Knitwear maker

Some makers need no introduction. Some do. And some do, but shouldn’t. Such is the case with the hand-framed knitwear maker in the south-west of the country: a household name within a mile of its premises, and in certain discerning far-off lands — but, in most of the country, if not unknown, definitely unsung.

Not that they seem to mind. The firm has gone about its business for four generations — making some of the best knitwear in the world, let alone the British Isles, in the least grandstanding manner imaginable. Indeed, if ever there was a world-beating fashion force with its feet on the ground, they’d be feet wearing a pair of hand-framed cable-knit socks.

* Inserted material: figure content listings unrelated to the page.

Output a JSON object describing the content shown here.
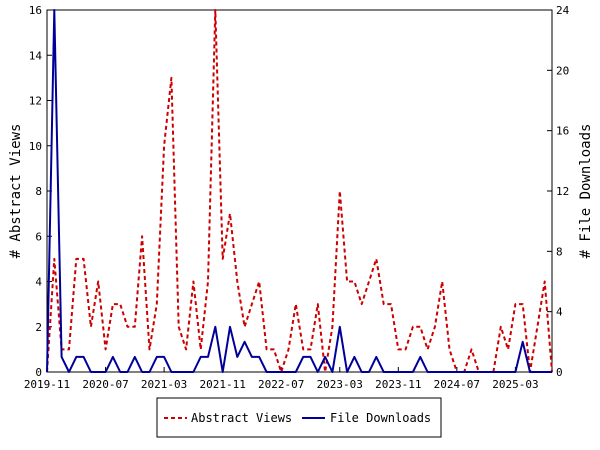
{
  "chart_data": {
    "type": "line",
    "left_axis_title": "# Abstract Views",
    "right_axis_title": "# File Downloads",
    "left_ylim": [
      0,
      16
    ],
    "right_ylim": [
      0,
      24
    ],
    "left_ticks": [
      0,
      2,
      4,
      6,
      8,
      10,
      12,
      14,
      16
    ],
    "right_ticks": [
      0,
      4,
      8,
      12,
      16,
      20,
      24
    ],
    "x_tick_labels": [
      "2019-11",
      "2020-07",
      "2021-03",
      "2021-11",
      "2022-07",
      "2023-03",
      "2023-11",
      "2024-07",
      "2025-03"
    ],
    "x_tick_positions": [
      0,
      8,
      16,
      24,
      32,
      40,
      48,
      56,
      64
    ],
    "x_range": [
      0,
      69
    ],
    "grid": false,
    "legend_position": "bottom",
    "series": [
      {
        "name": "Abstract Views",
        "axis": "left",
        "color": "#cc0000",
        "style": "dashed",
        "values": [
          0,
          5,
          1,
          1,
          5,
          5,
          2,
          4,
          1,
          3,
          3,
          2,
          2,
          6,
          1,
          3,
          10,
          13,
          2,
          1,
          4,
          1,
          4,
          16,
          5,
          7,
          4,
          2,
          3,
          4,
          1,
          1,
          0,
          1,
          3,
          1,
          1,
          3,
          0,
          2,
          8,
          4,
          4,
          3,
          4,
          5,
          3,
          3,
          1,
          1,
          2,
          2,
          1,
          2,
          4,
          1,
          0,
          0,
          1,
          0,
          0,
          0,
          2,
          1,
          3,
          3,
          0,
          2,
          4,
          0
        ]
      },
      {
        "name": "File Downloads",
        "axis": "right",
        "color": "#000099",
        "style": "solid",
        "values": [
          0,
          24,
          1,
          0,
          1,
          1,
          0,
          0,
          0,
          1,
          0,
          0,
          1,
          0,
          0,
          1,
          1,
          0,
          0,
          0,
          0,
          1,
          1,
          3,
          0,
          3,
          1,
          2,
          1,
          1,
          0,
          0,
          0,
          0,
          0,
          1,
          1,
          0,
          1,
          0,
          3,
          0,
          1,
          0,
          0,
          1,
          0,
          0,
          0,
          0,
          0,
          1,
          0,
          0,
          0,
          0,
          0,
          0,
          0,
          0,
          0,
          0,
          0,
          0,
          0,
          2,
          0,
          0,
          0,
          0
        ]
      }
    ]
  }
}
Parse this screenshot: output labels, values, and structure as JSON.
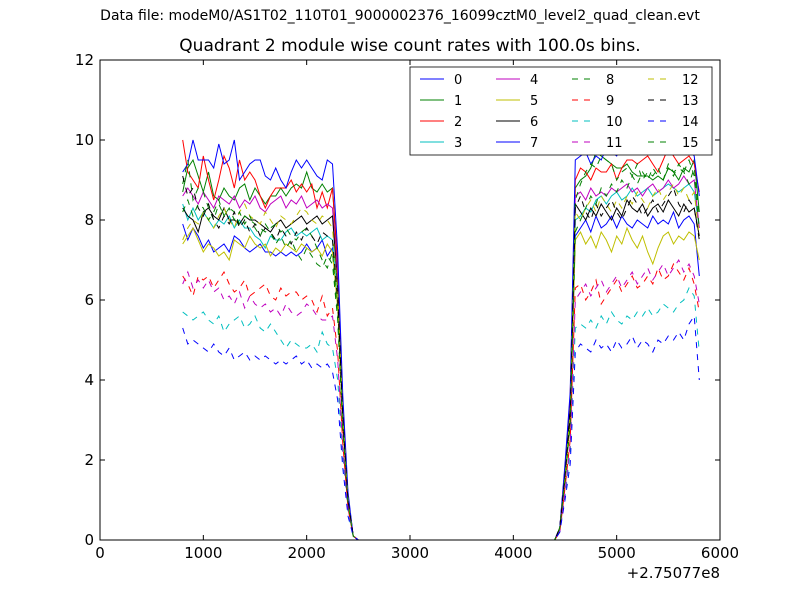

The firm was founded in the early 1900s, as many other knitwear makers, to kit out the workers of grubby-collared local industry, and over the years the means by it makes have wavered little. Every piece of knitwear made here is hand-framed — the only large-scale maker in the Isles still able to make the claim — and many of its patterns and contraptions have been in place since its doors first opened. The only things that have changed, indeed, are the workers — though the tenure of many of them is over half of the factory’s lifespan.

Master shirtmaker, Kent Made in EnglandMaster shirtmaker, Kent Made in England
Master shirtmaker, Kent Made in England
For non-sock knitwear — i.e. everything not a sock — there are three types of machine at the factory. First are the workhorses: the double-bed machines. As the name suggests, these have two flat-beds facing each other, and they are capable of assembling knitwear of remarkable density (or ply) — be it plain-stitch, rib-stitch, stop-stitch or tuck.

Then there are the domestic machines. These are neither the most high-tech nor in appearance the most olde-worlde-charming. Once mastered, however, with the domestics it is Liberty Hall; in terms of designs, the sky is the limit. The versatility of the domestics is down to the use of punchcards: the dot-matrix programme cards that instruct the machine what to stitch when, with the pattern repeated to the width on the card.

And then there are the single-bed machines. The single-beds make intarsia: the most diabolically painstaking technique in all of knitting. Intarsia is how complex multi-coloured patterns are made; a solitary job and the most labour-intensive. Making an intarsia jumper can take days, and requires the fault-free reading of a mathematical, pixellated, code-chart. The knitter follows this chart, line by line, for each strand of yarn. Each strand is looped on by hand, for every row of the image, and once every one is aligned, the single-bed carriage is passed back and forth. This is repeated for the entire pattern, which may comprise hundreds of rows. Intarsia is, as you might expect, a one-person job, and for consistency commonly entails the same knitter doing the entire order. One intarsia specialist at the factory is said to be “sick of owls” following a spate of requests for strigiform-adorned cardigans.

These three types of machine take up most of the factory, but a narrow door to the back of the floor leads to the most hallowed room here: the sock hall. Here are found a whirring, whizzing arsenal of circular sock-knitting machines. These are incredibly clever contraptions — they speedily re-enact, robot-like, the physical action of knitting a sock. But, even then, there are some things they cannot do. They cannot make cable-knit socks, press socks, nor hand-link socks. Because of this, these sock-making activities are left to a chosen few back in the other room.


Cable-knit socks are made on the somehow-appropriately named and museum-grade Griswold machine, present and regularly oiled at the factory since day one. The Griswold is among the oldest sock-making machines in the world — invented by Henry Josiah Griswold in Leicester in the late 1800s. Using it, cable-knit socks — diagonal, vertical, thick and thin — can be made, by levering the spindle-shaped bobbin around the Griswold’s central cylinder. The job is another of the factory’s one-person wonders. It is a slow and noisy practice. One knitter, headphones in, working at her Griswold, cackles alone but aloud to an audio tape; the laugh carrying across the factory floor but falling unnoticed.

Sock-pressing is done with another age-old contraption, which sees freshly knitted socks pulled onto flat wooden shapers the size of giant feet. A variously worn collection of these shapers — made of willow, which retains heat better than any other type of wood — are warmed inside a custom-built heating machine.

The third handmade-sock practice — the hand-linking — is one fabled in sock lore; a method of attaching the toe onto the tube-like ankle. As opposed to stitching, hand-linking gives a completely flat seam between the two sections, and thus maximum comfort. It is seldom practiced; the reason clear when you see how it is done. Hand-linking is meticulous and eye-aching work: a single worker lining up every stitch by hand, one by one, on the front and back of the toe, before pulling a carriage very carefully around.

What you get with the miscellany of machinery here are methods so skilled and time-consuming so as to be unthinkable were there any other way to get the same results. There are fewer and fewer crafts that expensive technology today cannot simulate, but here can be found several of them. That fact, coupled with the maker’s insistence on using only the softest and most carefully blended micro-fine yarns on the market, means the result is knitwear with qualities unparalleled anywhere else in the world. The best of the new, in other words, married to the best of the really very old.